Claro que isto contraria um elemento fundamental das formas de controlo social e da perpetuação do sistema económico capitalistas. Além de ser uma afronta para a ideologia burguesa que os seus filhos frequentem as mesmas escolas que filhos e netos de trabalhadores rurais ou operários metalúrgicos. Por isso se assistiu nos anos 90 a um ataque contra essa “porta que Abril abriu” ao povo português, as portas da Universidade.
E o processo continua. Foi, e continua sendo, o regime censitário a que chamam “propinas”. A asfixia financeira, a desvalorização da acção social, o Processo de Bolonha, o RJIES, etc. …
A luta contra este processo é mais difícil, porque ele era já um facto, à partida. Não podemos esperar que membros da classe privilegiada se insurjam contra algo que os beneficia. Não são precisos estudos para mostrar evidências, que estão à frente dos olhos de todos. Ainda assim são úteis para demonstrar pormenores e identificar estratégias e etapas.
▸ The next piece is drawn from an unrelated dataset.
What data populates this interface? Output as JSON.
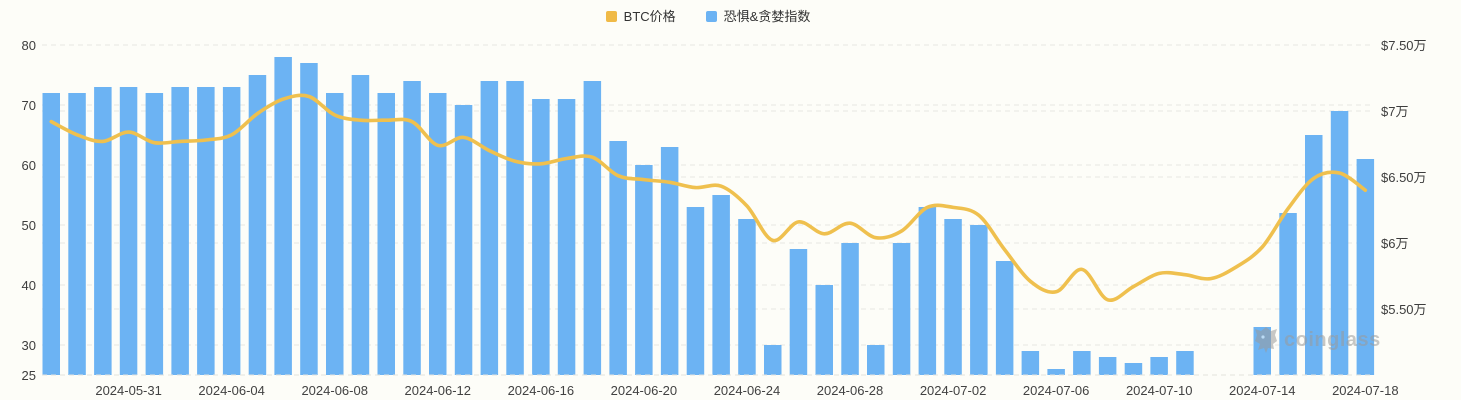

O estudo que o DN revela hoje é útil nesse sentido.
Segundo o referido estudo, os portugueses são dos europeus que se têm de sujeitar a maior esforço, em relação ao seu rendimento, para frequentar o ES. Ao mesmo tempo o estudo prova que a Acção Social em Portugal não existe. «Os apoios só cobrem 18% dos custos dos alunos que beneficiavam de acção social, contra percentagens que variam entre 20 e 93 por cento em vários países europeus…». Isto sem contar com aqueles que têm absoluta necessidade dela e ficam arredados do acesso, porque além de não chegar para tudo (ou para quase nada), não chega para todos.
«A autora diz mesmo que existe uma "séria deficiência", no que respeita à equidade e à acessibilidade ao sistema de ensino. Não só a maioria dos alunos inquiridos no estudo é de estratos de rendimentos médio (78%) ou médio/alto (12,5%), como "os pais dos universitários têm habilitações significativamente mais elevadas do que o do conjunto da população portuguesa com idade análoga".» Cá está, o ES superior num sistema económico capitalista e numa “democracia” burguesa, não tem outra função que reproduzir as relações sociais pré-existentes, estando reservado aos filhos das famílias mais abastadas e mais instruídas. A ideologia burguesa regurgita diariamente conceitos como o “mérito” ou o “empreendedorismo”. Devem ser filhos da “mão invisível” ou de Deus. Pelo menos são tão fácticos ou exequíveis como estes. E igualmente úteis. O ES não serve para elevar o nível de vida das populações, nem melhorar o país, nem para permitir que aqueles com maiores capacidades intelectuais as desenvolvam de forma adequada, nem contribuir para a produção artística, intelectual, cultural, científica ou técnica da população deste país. Serve, tão só, para perpetuar determinadas relações de produção.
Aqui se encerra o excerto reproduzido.